Wolf zusammen erstellt.
Dieses
soll ebenfalls allen Software-Anbietern als Shareware über die AIG zur
Verfügung gestellt werden. Mit einer Realisierung ist bis Ende September zu
rechnen.
Die
Software-Hersteller würden das offizielle Prüfmodul an ihre jeweiligen
Programme anhängen und vor dem Export der Daten in der jeweiligen Klinik über
die Daten laufen lassen. Somit ist damit zu rechen, daß die bei den PAG’s
ankommenden Daten nahezu fehlerfrei sein dürften.
Die
PAG’s sollten sich unbedingt auf ein einheitliches Prüfmodul einigen
Zur
Einführung des neuen Datensatzes ergehen folgende Stellungnahmen der
PAG’S:
Niedersachsen:
derzeit völlig ungeklärte Vertragssituation, schwebendes juristisches
Verfahren. Geplant ist die Umstellung zum 1.1.1999, dann flächendeckend mit EDV
Hessen:
Umstellung komplett zum 1.1.1999, dann nur noch EDV zugelassen
Bayern:
Planung, ab 1.1.1999 umzustellen; da nur 50% EDV-Quote: neuer Bogen mit neuem
Datensatz ab 1.1.1999, im Laufe des Jahres bis 31.12.1999 komplette Umstellung
der EDV. Ab 1.1.2000 nur noch neuer Datensatz
Nordrhein-Westfalen:
Umstellung wahrscheinlich komplett zum 1.1.2000, dann nur noch EDV zugelassen
Baden
Württemberg:
akzeptiert bereits jetzt den neuen Datensatz per EDV, bis zum 31.12.1998 müssen
alle Krankenhäuser auf den neue Datensatz umgestellt haben, und möglichst nur
noch EDV verwenden
Hamburg:
Umstellung komplett im Laufe diesen Jahres auf neuen Datensatz (100 % EDV
Erfassung bereits jetzt)
Sachsen
und Thüringen:
Planung ab 1.1.1999 auf neuen Datensatz umzustellen.
4
weitere PAG’s:
unklare Situation, z.T. Vertragsprobleme, mangelnde EDV-Struktur
Die
AIG wird sich nicht als Software-TÜV oder Zertifizierungsstelle
verstehen. Vielmehr soll über die AIG den möglichen Anwendern ein neutrale
Marktübersicht auf der Homepage gegeben werden, ggf. mit Nennung von
Programmfeatures (Netzwerk, Hardware etc.) mit links zu den Herstellern und ggf.
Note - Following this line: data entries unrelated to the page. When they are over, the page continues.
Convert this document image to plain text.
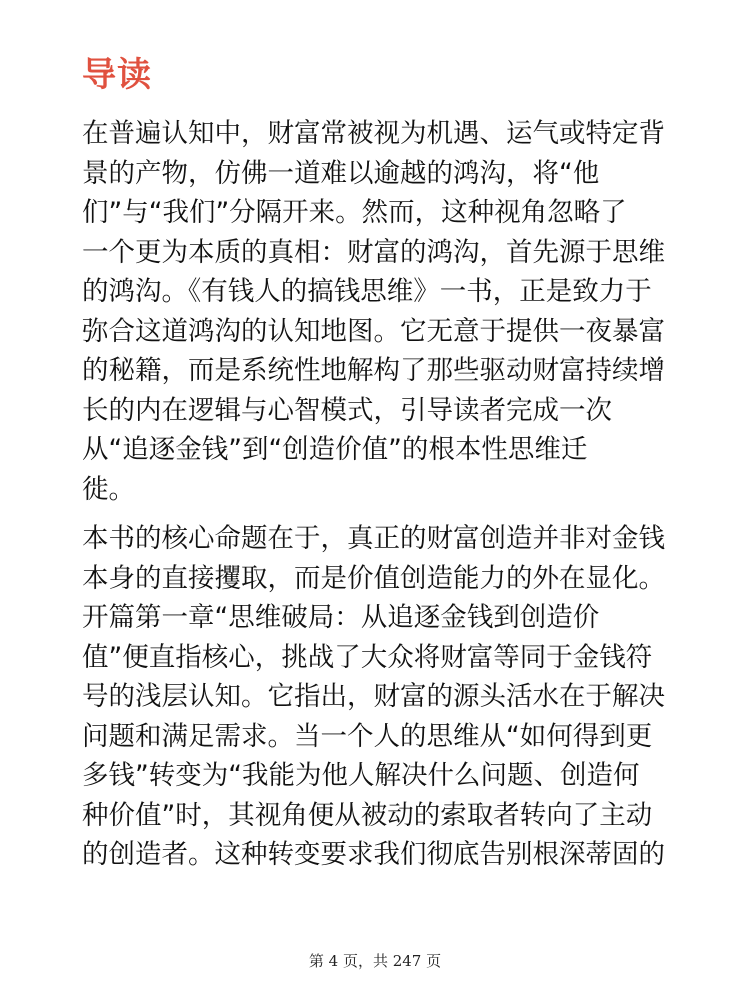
导读

在普遍认知中，财富常被视为机遇、运气或特定背
景的产物，仿佛一道难以逾越的鸿沟，将“他
们”与“我们”分隔开来。然而，这种视角忽略了
一个更为本质的真相：财富的鸿沟，首先源于思维
的鸿沟。《有钱人的搞钱思维》一书，正是致力于
弥合这道鸿沟的认知地图。它无意于提供一夜暴富
的秘籍，而是系统性地解构了那些驱动财富持续增
长的内在逻辑与心智模式，引导读者完成一次
从“追逐金钱”到“创造价值”的根本性思维迁
徙。

本书的核心命题在于，真正的财富创造并非对金钱
本身的直接攫取，而是价值创造能力的外在显化。
开篇第一章“思维破局：从追逐金钱到创造价
值”便直指核心，挑战了大众将财富等同于金钱符
号的浅层认知。它指出，财富的源头活水在于解决
问题和满足需求。当一个人的思维从“如何得到更
多钱”转变为“我能为他人解决什么问题、创造何
种价值”时，其视角便从被动的索取者转向了主动
的创造者。这种转变要求我们彻底告别根深蒂固的

第 4 页，共 247 页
Referenzkrankenhäusern. Weiterhin soll die Homepage der AIG auch als Forum für
Mitteilungen von Anwendern der Perinatalprogramme (z.B. Erfahrungsberichte mit
eingesetzten Programmen) fungieren, die von Interessierten dort eingesehen
werden können.
Die
AIG bemüht sich um die Erstellung von ca. 100 Probedatensätzen bis
August 1998, die den Herstellern zu einheitlichen Testung der Programme zur Verfügung
gestellt werden. Hierbei sollten sowohl "Routine"-Patientinnen als
auch konstruierte Fälle mit Problemen (Gemini, infans mortuus etc.) erstellt
werden.
Diese
Datensätze sollten bei den Herstellern eingegeben werden und dann nach der
Plausibilitätsprüfung durch die Herstellerprogramme exportiert werden. Die PAG
Hessen würde das Einlesen und die statistische Auswertung dieser von den
Herstellern exportierten Datensätze zur Probe übernehmen. Ein evtl. bei den
PAG´s verfügbares Statistikmodul könnte dann nach der formalen Prüfung
(Vollständigkeit, Plausibilität) weiter Aufschluß über die Vergleichbarkeit
der von den Programmen gelieferten Daten geben.